Film britannique, américain
Date de sortie : 2 juin 2004
Titre original : Harry Potter and the prisoner of Azkaban
Genre : rite de passage
Durée : 2h20
Scénario : Steve Kloves d’après l’œuvre de J.K. Rowling
Musique : John Williams
Photographie : Michael Seresin
Avec Daniel Radclife (Harry Potter), Emma Watson (Hermione Granger), Rupert Grint (Ron Weasley), Emma Thompson (Sybille Trelawney), Gary Oldman (Sirius Black), Maggie Smith (Minerva McGonagall)…

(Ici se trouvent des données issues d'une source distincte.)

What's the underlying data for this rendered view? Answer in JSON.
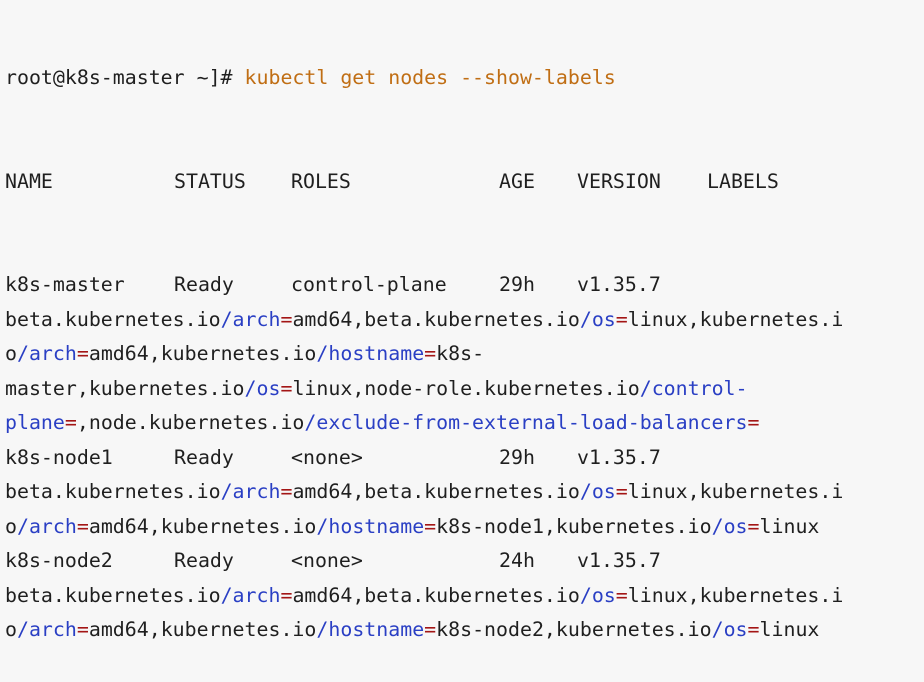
{
  "terminal": {
    "prompt": "root@k8s-master ~]#",
    "command": "kubectl get nodes --show-labels",
    "headers": [
      "NAME",
      "STATUS",
      "ROLES",
      "AGE",
      "VERSION",
      "LABELS"
    ],
    "colors": {
      "text": "#1f1f1f",
      "command": "#c06e14",
      "path_key": "#2a3fc4",
      "equals_sign": "#a31515",
      "background": "#f7f7f7"
    },
    "nodes": [
      {
        "name": "k8s-master",
        "status": "Ready",
        "roles": "control-plane",
        "age": "29h",
        "version": "v1.35.7",
        "label_lines": [
          [
            {
              "t": "beta.kubernetes.io",
              "c": "plain"
            },
            {
              "t": "/arch",
              "c": "blue"
            },
            {
              "t": "=",
              "c": "red"
            },
            {
              "t": "amd64,beta.kubernetes.io",
              "c": "plain"
            },
            {
              "t": "/os",
              "c": "blue"
            },
            {
              "t": "=",
              "c": "red"
            },
            {
              "t": "linux,kubernetes.i",
              "c": "plain"
            }
          ],
          [
            {
              "t": "o",
              "c": "plain"
            },
            {
              "t": "/arch",
              "c": "blue"
            },
            {
              "t": "=",
              "c": "red"
            },
            {
              "t": "amd64,kubernetes.io",
              "c": "plain"
            },
            {
              "t": "/hostname",
              "c": "blue"
            },
            {
              "t": "=",
              "c": "red"
            },
            {
              "t": "k8s-",
              "c": "plain"
            }
          ],
          [
            {
              "t": "master,kubernetes.io",
              "c": "plain"
            },
            {
              "t": "/os",
              "c": "blue"
            },
            {
              "t": "=",
              "c": "red"
            },
            {
              "t": "linux,node-role.kubernetes.io",
              "c": "plain"
            },
            {
              "t": "/control-",
              "c": "blue"
            }
          ],
          [
            {
              "t": "plane",
              "c": "blue"
            },
            {
              "t": "=",
              "c": "red"
            },
            {
              "t": ",node.kubernetes.io",
              "c": "plain"
            },
            {
              "t": "/exclude-from-external-load-balancers",
              "c": "blue"
            },
            {
              "t": "=",
              "c": "red"
            }
          ]
        ]
      },
      {
        "name": "k8s-node1",
        "status": "Ready",
        "roles": "<none>",
        "age": "29h",
        "version": "v1.35.7",
        "label_lines": [
          [
            {
              "t": "beta.kubernetes.io",
              "c": "plain"
            },
            {
              "t": "/arch",
              "c": "blue"
            },
            {
              "t": "=",
              "c": "red"
            },
            {
              "t": "amd64,beta.kubernetes.io",
              "c": "plain"
            },
            {
              "t": "/os",
              "c": "blue"
            },
            {
              "t": "=",
              "c": "red"
            },
            {
              "t": "linux,kubernetes.i",
              "c": "plain"
            }
          ],
          [
            {
              "t": "o",
              "c": "plain"
            },
            {
              "t": "/arch",
              "c": "blue"
            },
            {
              "t": "=",
              "c": "red"
            },
            {
              "t": "amd64,kubernetes.io",
              "c": "plain"
            },
            {
              "t": "/hostname",
              "c": "blue"
            },
            {
              "t": "=",
              "c": "red"
            },
            {
              "t": "k8s-node1,kubernetes.io",
              "c": "plain"
            },
            {
              "t": "/os",
              "c": "blue"
            },
            {
              "t": "=",
              "c": "red"
            },
            {
              "t": "linux",
              "c": "plain"
            }
          ]
        ]
      },
      {
        "name": "k8s-node2",
        "status": "Ready",
        "roles": "<none>",
        "age": "24h",
        "version": "v1.35.7",
        "label_lines": [
          [
            {
              "t": "beta.kubernetes.io",
              "c": "plain"
            },
            {
              "t": "/arch",
              "c": "blue"
            },
            {
              "t": "=",
              "c": "red"
            },
            {
              "t": "amd64,beta.kubernetes.io",
              "c": "plain"
            },
            {
              "t": "/os",
              "c": "blue"
            },
            {
              "t": "=",
              "c": "red"
            },
            {
              "t": "linux,kubernetes.i",
              "c": "plain"
            }
          ],
          [
            {
              "t": "o",
              "c": "plain"
            },
            {
              "t": "/arch",
              "c": "blue"
            },
            {
              "t": "=",
              "c": "red"
            },
            {
              "t": "amd64,kubernetes.io",
              "c": "plain"
            },
            {
              "t": "/hostname",
              "c": "blue"
            },
            {
              "t": "=",
              "c": "red"
            },
            {
              "t": "k8s-node2,kubernetes.io",
              "c": "plain"
            },
            {
              "t": "/os",
              "c": "blue"
            },
            {
              "t": "=",
              "c": "red"
            },
            {
              "t": "linux",
              "c": "plain"
            }
          ]
        ]
      }
    ]
  }
}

Synopsis : Sirius Black, un dangereux sorcier criminel, s'échappe de la sombre prison d'Azkaban avec un seul et unique but : retrouver Harry Potter, en troisième année à l'école de Poudlard. Selon la légende, Black aurait jadis livré les parents du jeune sorcier à leur assassin, Lord Voldemort, et serait maintenant déterminé à tuer Harry. (Allociné)
Mon avis : Tu deviens un homme, mon fils
Il était temps : passés les deux premiers épisodes insipides réalisés (sic) par Chris Colombus la saga Harry Potter bénéficie pour Harry Potter et le prisonnier d'Azkaban d’un vrai réalisateur. Petit retour en arrière : dans les années 1990, le réalisateur mexicain Alfonso Cuaron fait ses gammes à la télévision, tout d’abord dans son pays natal puis avec Fallen Angels. Il poursuit en parallèle une carrière cinématographique, commençant tout doucement à se faire un nom avec De grandes espérances et Y tu mama tambien.

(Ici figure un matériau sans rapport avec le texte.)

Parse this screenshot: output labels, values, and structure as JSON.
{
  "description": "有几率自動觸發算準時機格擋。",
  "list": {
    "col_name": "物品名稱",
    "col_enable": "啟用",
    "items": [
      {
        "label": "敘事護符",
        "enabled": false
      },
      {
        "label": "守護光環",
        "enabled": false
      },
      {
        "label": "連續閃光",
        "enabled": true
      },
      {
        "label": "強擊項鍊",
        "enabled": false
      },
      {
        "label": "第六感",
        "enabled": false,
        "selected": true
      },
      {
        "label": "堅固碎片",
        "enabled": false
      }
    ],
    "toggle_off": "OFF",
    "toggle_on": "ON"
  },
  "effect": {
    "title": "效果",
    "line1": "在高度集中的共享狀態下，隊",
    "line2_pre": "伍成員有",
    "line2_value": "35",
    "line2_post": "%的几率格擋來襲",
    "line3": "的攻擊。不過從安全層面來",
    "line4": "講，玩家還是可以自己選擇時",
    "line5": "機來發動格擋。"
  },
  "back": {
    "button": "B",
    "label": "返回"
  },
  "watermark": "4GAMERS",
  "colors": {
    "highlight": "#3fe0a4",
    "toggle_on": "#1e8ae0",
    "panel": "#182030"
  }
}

C’est tout de même à la surprise générale qu’il décroche, après que de grands noms, dont Steven Spielberg, ont été pressentis, la mise en scène de Harry Potter et le prisonnier d’Azkaban. On y retrouve le petit Harry qui a bien grandi maintenant et qui rentre en 3eme année à Poudlard ; il y rentre escorté des gardiens de la prison d’Azkaban, les terrifiants Détraqueurs, puisqu’un évadé le poursuit jusque dans l’enceinte même de l’école.
Dès le début de Harry Potter et le prisonnier d’Azkaban on sent la différence : Alfonso Cuaron impose immédiatement un univers, sombre et tourmenté, qui sied parfaitement à l’intrigue. Notons au passage que le réalisateur s’essaye déjà à des effets de mise en scène très efficaces qu’il développera tout en maîtrise dans Les fils de l’homme. La caméra virevolte au gré des péripéties de nos trois sorciers, aventures qui sont de surcroît bien plus intéressantes que dans les deux premières aventures. Alfonson Cuaron se tire habilement d’un récit touffu, taillant là où il lui semblait nécessaire, développant plus d’autres passages : c’est ce qu’on appelle une adaptation.

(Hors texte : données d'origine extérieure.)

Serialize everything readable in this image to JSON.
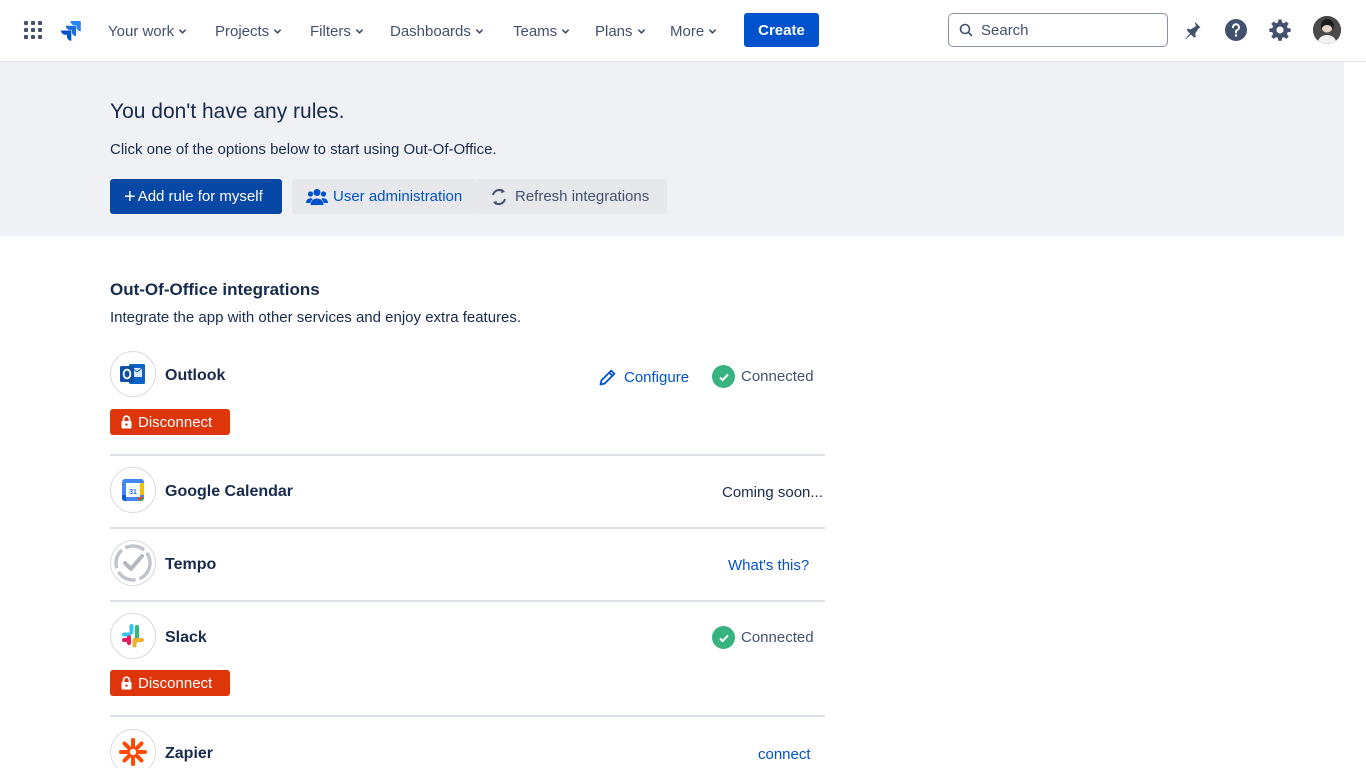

Du coup l’interprétation boiteuse des trois acteurs principaux passe à la trappe et c’est avec plaisir qu’on accueille quelques petits nouveaux : Gary Oldman comme toujours impeccable et Emma Thompson qui construit parfaitement un personnage hors-mesure bien que trop peu exploité à l’écran. Le rythme ne faiblit pas malgré la longueur du film et quelques thèmes osés pour un film pour enfants sont assez bien abordés (la quête du père par exemple). Film pour enfants d’ailleurs pas tant que ça quand on regarde la façon dont sont dépeints les Détraqueurs, visuellement une des belles réussites du long-métrage. Harry Potter et le prisonnier d’Azkaban parvient donc, en grande partie grâce à Alfonso Cuaron, à dynamiser une saga qui avait du mal à prendre son envol.